LDAP (Lightweight Directory Access Protocol) has a reputation for being complicated, but I hope to dispel that myth and explain exactly how LDAP works in this simple introduction of some of the basic concepts..

What is LDAP?

LDAP is a lightweight protocol for accessing directory servers. Okay, so what is a directory server? It's a hierarchical object orientated database. If that makes you want to run away screaming, don't worry, it'll get worse before it gets better.

Only joking. This guide should make learning LDAP easy. Let's go through that description bit by bit, starting at the end. It's a database, which means we can store data in it. If you've used relational databases, like mysql, then it won't look like anything you're used to, but like a relational database, it allows you to store your data in a user defined structural way.

The second part of our description was object orientated. In LDAP our database is a collection of objects. Like in OO programming, objects are instances of a particular class. A class defines the set of attributes that an object may contain. Classes can inherit from other classes to add additional attributes. LDAP has some differences from the usual OO semantics, which will be explained in the next section.

The final part of our description was hierarchical. Every object in LDAP can contain one or more sub-objects. The result is a tree with the trunk being the root of the directory and the branches and leaves being the objects in the directory. In this way we can build up our database into an easy to navigate, structured database.

Lightweight? Lightweight? What crack are you on?
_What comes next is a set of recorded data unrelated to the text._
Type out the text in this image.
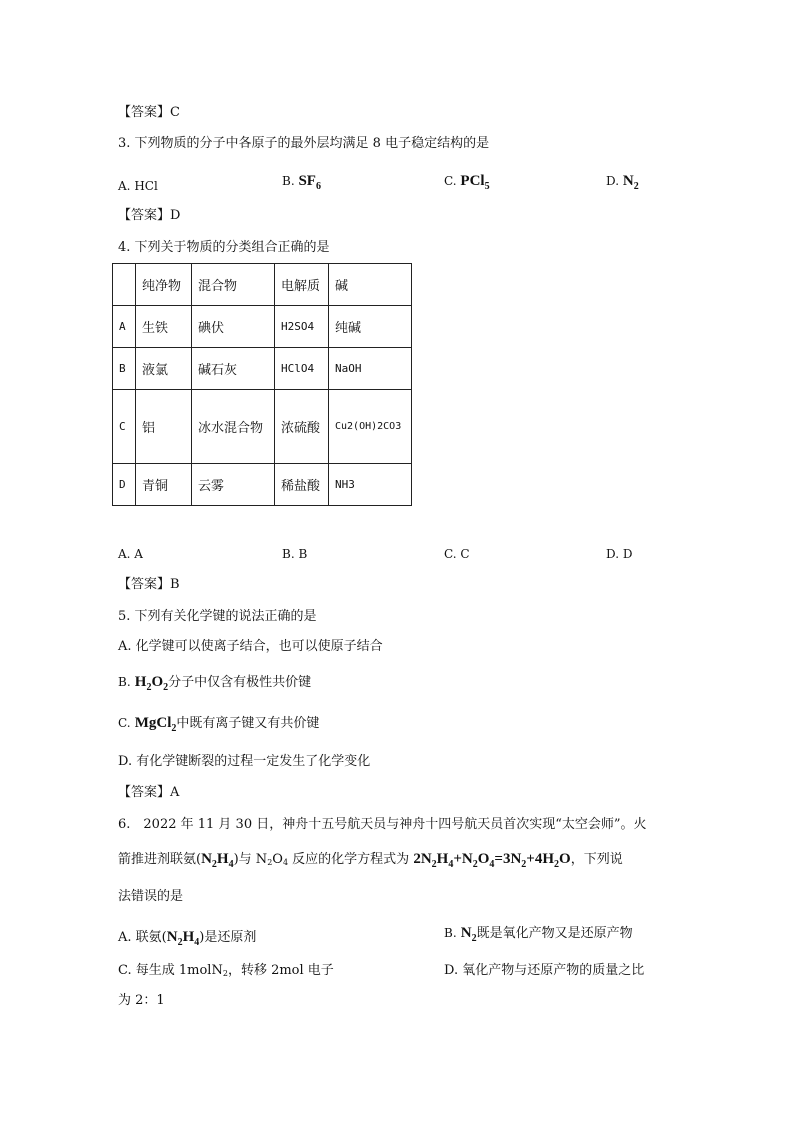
【答案】C
3. 下列物质的分子中各原子的最外层均满足 8 电子稳定结构的是
A. HCl	B. $SF_6$	C. PCl$_5$	D. $N_2$
【答案】D
4. 下列关于物质的分类组合正确的是
	纯净物	混合物	电解质	碱
A	生铁	碘伏	H2SO4	纯碱
B	液氯	碱石灰	HClO4	NaOH
C	铝	冰水混合物	浓硫酸	Cu2(OH)2CO3
D	青铜	云雾	稀盐酸	NH3
A. A	B. B	C. C	D. D
【答案】B
5. 下列有关化学键的说法正确的是
A. 化学键可以使离子结合，也可以使原子结合
B. $H_2O_2$分子中仅含有极性共价键
C. MgCl$_2$中既有离子键又有共价键
D. 有化学键断裂的过程一定发生了化学变化
【答案】A
6.　2022 年 11 月 30 日，神舟十五号航天员与神舟十四号航天员首次实现“太空会师”。火
箭推进剂联氨$(N_2H_4)$与 N2O4 反应的化学方程式为 $2N_2H_4+N_2O_4=3N_2+4H_2O$，下列说
法错误的是
A. 联氨$(N_2H_4)$是还原剂	B. $N_2$既是氧化产物又是还原产物
C. 每生成 1molN2，转移 2mol 电子	D. 氧化产物与还原产物的质量之比
为 2：1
Sometimes you wonder how anyone could describe this complicated mess as lightweight. The lightweight is in reference to the previous leading standard for directory services, called X.500. The problem with X.500 was that it required the use of the OSI network stack and couldn't use TCP/IP. It was also rather more complicated. LDAP only uses 9 of the operations that X.500 supported, and can use the simpler TCP/IP networking stack.

Objects and Classes

As I mentioned, data stored in LDAP is stored in objects. These objects contain a number of attributes, which are basically a set of key/value pairs. Because data in LDAP is structured, objects can only contain valid keys, and which keys are valid is dependant on what class the object is. Classes in LDAP can define mandatory attributes and optional attributes and their type.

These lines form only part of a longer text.